Telecom Online - A Samsung tem planos de produzir o set top box para TV digital?
Campos - Temos dois aparelhos de televisão com o set top box embutido. Ainda não sabemos se vale a pena produzir o equipamento separado porque teremos que analisar nossa capacidade de produção. Pode fazer sentido no futuro, quando tiver escala. Hoje faz sentido para a Samsung ter uma linha de TV com o set top embutido. Hoje temos modelos de 40 e de 52 polegadas e a idéia é ampliar o número de modelos. Isso agrega valor para o consumidor e me deixa mais competitivo.
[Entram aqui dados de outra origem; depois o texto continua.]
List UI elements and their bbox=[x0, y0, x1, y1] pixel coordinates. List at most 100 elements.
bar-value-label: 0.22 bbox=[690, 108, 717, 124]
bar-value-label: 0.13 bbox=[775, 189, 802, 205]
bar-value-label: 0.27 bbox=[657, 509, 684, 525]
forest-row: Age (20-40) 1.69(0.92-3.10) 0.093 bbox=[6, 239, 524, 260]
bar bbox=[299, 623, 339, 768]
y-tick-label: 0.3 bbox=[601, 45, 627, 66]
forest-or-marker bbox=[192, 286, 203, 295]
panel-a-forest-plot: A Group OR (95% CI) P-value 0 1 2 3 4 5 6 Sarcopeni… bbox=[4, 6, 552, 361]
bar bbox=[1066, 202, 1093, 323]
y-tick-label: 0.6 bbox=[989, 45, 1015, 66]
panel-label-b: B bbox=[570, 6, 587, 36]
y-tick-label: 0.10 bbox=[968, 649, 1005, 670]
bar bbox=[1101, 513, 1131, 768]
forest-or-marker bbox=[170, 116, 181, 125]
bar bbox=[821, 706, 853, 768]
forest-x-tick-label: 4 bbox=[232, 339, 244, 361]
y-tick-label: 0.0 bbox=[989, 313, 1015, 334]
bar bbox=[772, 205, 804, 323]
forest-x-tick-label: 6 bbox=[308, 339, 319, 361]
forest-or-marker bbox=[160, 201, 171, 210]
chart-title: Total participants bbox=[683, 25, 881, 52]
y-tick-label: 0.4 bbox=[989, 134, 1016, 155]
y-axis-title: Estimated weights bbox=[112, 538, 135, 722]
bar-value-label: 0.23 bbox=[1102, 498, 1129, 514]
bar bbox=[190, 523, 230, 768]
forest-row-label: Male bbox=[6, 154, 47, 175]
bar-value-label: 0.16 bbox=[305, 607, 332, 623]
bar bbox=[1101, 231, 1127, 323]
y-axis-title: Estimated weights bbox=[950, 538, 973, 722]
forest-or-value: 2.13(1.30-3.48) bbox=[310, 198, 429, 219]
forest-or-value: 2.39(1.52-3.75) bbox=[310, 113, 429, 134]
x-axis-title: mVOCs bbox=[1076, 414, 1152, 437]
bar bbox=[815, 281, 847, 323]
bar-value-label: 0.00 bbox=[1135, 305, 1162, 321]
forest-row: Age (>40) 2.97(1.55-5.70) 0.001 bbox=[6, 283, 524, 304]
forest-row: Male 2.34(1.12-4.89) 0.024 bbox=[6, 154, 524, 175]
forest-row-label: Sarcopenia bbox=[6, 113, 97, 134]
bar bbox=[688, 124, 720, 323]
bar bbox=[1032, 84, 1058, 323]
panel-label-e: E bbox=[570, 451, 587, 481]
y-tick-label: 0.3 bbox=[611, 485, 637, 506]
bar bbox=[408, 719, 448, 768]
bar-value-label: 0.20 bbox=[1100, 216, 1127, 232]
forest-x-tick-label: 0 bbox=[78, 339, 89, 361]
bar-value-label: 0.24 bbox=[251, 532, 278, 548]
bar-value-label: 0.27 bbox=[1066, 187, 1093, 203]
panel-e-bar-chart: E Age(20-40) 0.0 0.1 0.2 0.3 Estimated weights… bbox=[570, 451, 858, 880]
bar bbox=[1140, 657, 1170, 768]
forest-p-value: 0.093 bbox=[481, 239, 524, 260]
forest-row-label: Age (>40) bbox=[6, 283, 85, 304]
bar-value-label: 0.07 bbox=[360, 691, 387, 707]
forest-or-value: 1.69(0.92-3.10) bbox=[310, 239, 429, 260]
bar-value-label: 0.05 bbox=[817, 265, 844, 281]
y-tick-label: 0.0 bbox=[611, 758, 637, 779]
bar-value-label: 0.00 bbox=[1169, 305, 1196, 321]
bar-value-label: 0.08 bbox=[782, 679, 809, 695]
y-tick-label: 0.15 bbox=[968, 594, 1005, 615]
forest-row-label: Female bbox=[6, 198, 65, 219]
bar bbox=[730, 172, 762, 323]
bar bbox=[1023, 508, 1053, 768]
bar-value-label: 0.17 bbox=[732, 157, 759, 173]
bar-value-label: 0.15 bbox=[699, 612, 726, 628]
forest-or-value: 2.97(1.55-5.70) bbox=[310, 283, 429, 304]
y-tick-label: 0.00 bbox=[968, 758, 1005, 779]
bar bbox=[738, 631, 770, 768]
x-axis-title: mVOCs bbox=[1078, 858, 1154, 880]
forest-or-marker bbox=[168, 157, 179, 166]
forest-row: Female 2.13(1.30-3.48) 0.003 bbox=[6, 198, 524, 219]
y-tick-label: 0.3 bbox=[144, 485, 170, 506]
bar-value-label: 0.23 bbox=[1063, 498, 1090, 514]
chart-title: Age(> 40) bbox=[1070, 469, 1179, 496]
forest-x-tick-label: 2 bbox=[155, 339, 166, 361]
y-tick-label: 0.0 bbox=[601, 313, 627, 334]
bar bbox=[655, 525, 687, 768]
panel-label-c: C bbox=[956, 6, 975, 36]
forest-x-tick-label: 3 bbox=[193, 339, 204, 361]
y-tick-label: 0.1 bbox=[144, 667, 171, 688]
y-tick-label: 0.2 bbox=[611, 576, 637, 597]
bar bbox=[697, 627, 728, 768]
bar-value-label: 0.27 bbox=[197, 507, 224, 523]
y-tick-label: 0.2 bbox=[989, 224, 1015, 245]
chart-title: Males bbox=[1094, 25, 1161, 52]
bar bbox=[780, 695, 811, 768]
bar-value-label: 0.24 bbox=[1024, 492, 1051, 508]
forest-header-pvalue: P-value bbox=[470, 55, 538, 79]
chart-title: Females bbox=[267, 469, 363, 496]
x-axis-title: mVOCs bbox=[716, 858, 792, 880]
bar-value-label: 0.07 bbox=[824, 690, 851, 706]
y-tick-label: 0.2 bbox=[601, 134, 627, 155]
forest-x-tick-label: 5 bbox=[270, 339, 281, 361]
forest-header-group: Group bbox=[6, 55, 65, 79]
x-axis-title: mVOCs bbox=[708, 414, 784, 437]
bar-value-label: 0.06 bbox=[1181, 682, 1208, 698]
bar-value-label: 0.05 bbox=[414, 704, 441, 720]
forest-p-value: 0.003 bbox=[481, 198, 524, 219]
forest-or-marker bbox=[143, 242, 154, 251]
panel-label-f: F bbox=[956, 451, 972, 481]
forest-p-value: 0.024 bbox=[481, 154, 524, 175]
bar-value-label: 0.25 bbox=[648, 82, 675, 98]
Telecom Online - A Samsung já trouxe do Amazonas para São Paulo a produção de celulares e parte de monitores por conta dos impasses tributários que existem entre os dois estados. O movimento pode se repetir para outros produtos?
Campos - A questão tributária foi apenas um fator. Eu não tinha espaço físico para crescer lá e tem o aspecto da logística. São vários fatores. Eu precisava de espaço físico para crescer a produção de áudio e vídeo, assim como a de celulares. Então optamos por trazer celular para cá, não só pelos impostos. Não se muda uma fábrica só pelos benefícios fiscais. Tem a questão da mão-de-obra e de logística também. Com isso, eu fiquei em uma posição muito confortável em relação aos impasses fiscais. Estamos nos preparando para crescer nos dois lugares. Ambos têm prós e contras.
Telecom Online - Quais os planos da Samsung para o WiMAX?
Campos - A Samsung é o grande líder mundial em WiMAX e estamos junto com a Sprint no projeto dela nos Estados Unidos. Na Coréia já temos a tecnologia em funcionamento comercial e o serviço é realmente interessante. É uma tecnologia fantástica e abre boas oportunidades para se aumentar a competição. Tenho a tecnologia, falta apenas o leilão das faixas de 3,5 GHz para os negócios decolarem no Brasil. Temos o contrato com a TVA, que está andando. Estamos preparados para ser um grande player neste segmento. Quanto à produção destes equipamentos no Brasil, vai depender do mercado. Ainda é cedo para se afirmar isso, mas olhamos todas as oportunidades.